Да, с простодушной лунной серьезностью, Париж – вот о чём она говорит с такой приторно-сиропной интонацией. Она говорит о Париже. Снова.
И это луна, с почти бездыханной улыбкой и усмехающейся каймой на краях? Она робко мнется в окне, но не может оставить в прошлом свои болезненно-приятные трели. И это Темный Мститель просто сидит в комнате, притворяясь что слушает, как бедный Обалделый Декстер сейчас, пока лунный свет озаряет его кресло?
Эта луна должна стать медовым месяцем – развертывание супружеского знамени в общей спальне, сигнал для всех сплотить ряды, еще один сигнал долга в церкви, дорогие друзья – потому что Декстер Смертельно Красивые Ямочки на Щеках женится. Прицеп к фургону блаженства, ведомого прелестной Ритой, которая заявляет, что всю жизнь мечтала увидеть Париж.
Женитьба с медовым месяцем в Париже. Неужели эти слова принадлежат тем же устам, что и все прочие фразы нашего Фантома Фленсера?
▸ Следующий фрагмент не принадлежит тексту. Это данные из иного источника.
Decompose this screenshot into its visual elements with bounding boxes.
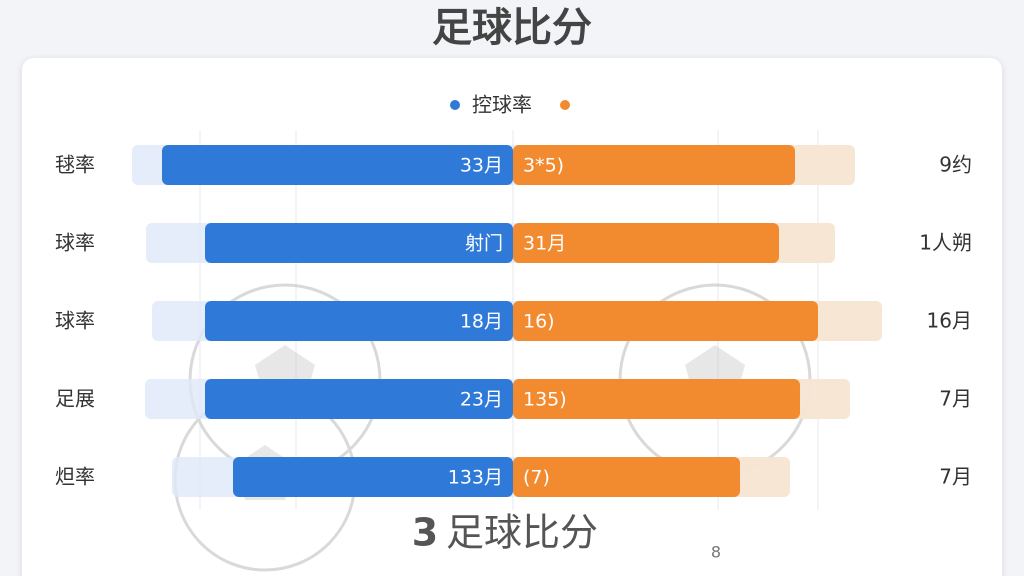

Неужели мы увидим здравомыслящего улыбчивого расчленителя у алтаря настоящей церкви, в галстуке от Фреда Астара, надевающего кольцо на обернутый в белое палец, пока аудитория всхлипывает и лучится от счастья? А потом Демона Декстера в туристических шортах, глазеющего на Эйфелеву Башнею и попивающего cafe au lait у Триумальной Арки? Прогуливающегося вдоль Сены за ручки, внимательно рассматривающего каждую аляповатую безделушку в Лувре?
Конечно, я мог бы совершить паломничество в Руэ Морг, священное место серийных расчленителей.
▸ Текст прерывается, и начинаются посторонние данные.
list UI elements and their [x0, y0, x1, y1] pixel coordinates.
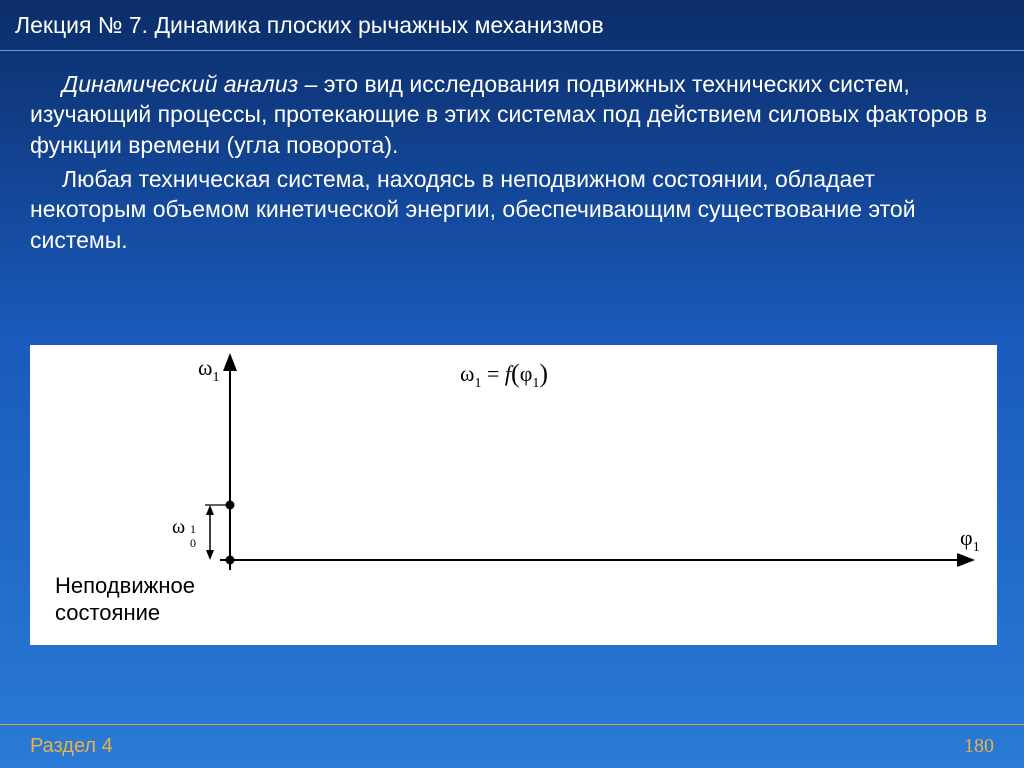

Но давайте побудем хоть на секунду серьёзными: Декстер в Париже? Для начала, американцам всё еще позволяют ездить во Францию? И в конце концов, Декстер в Париже? В медовый месяц? Как может убеждённый полуночник Декстер согласиться с чем-нибудь столь ординарным? Как может некто, считающий секс не более интересным, чем бухгалтерский отчет, желать вступить в брак? Вкратце, что всё это значит для такого нечестивого, мрачного и смертоносного человека, как Декстер?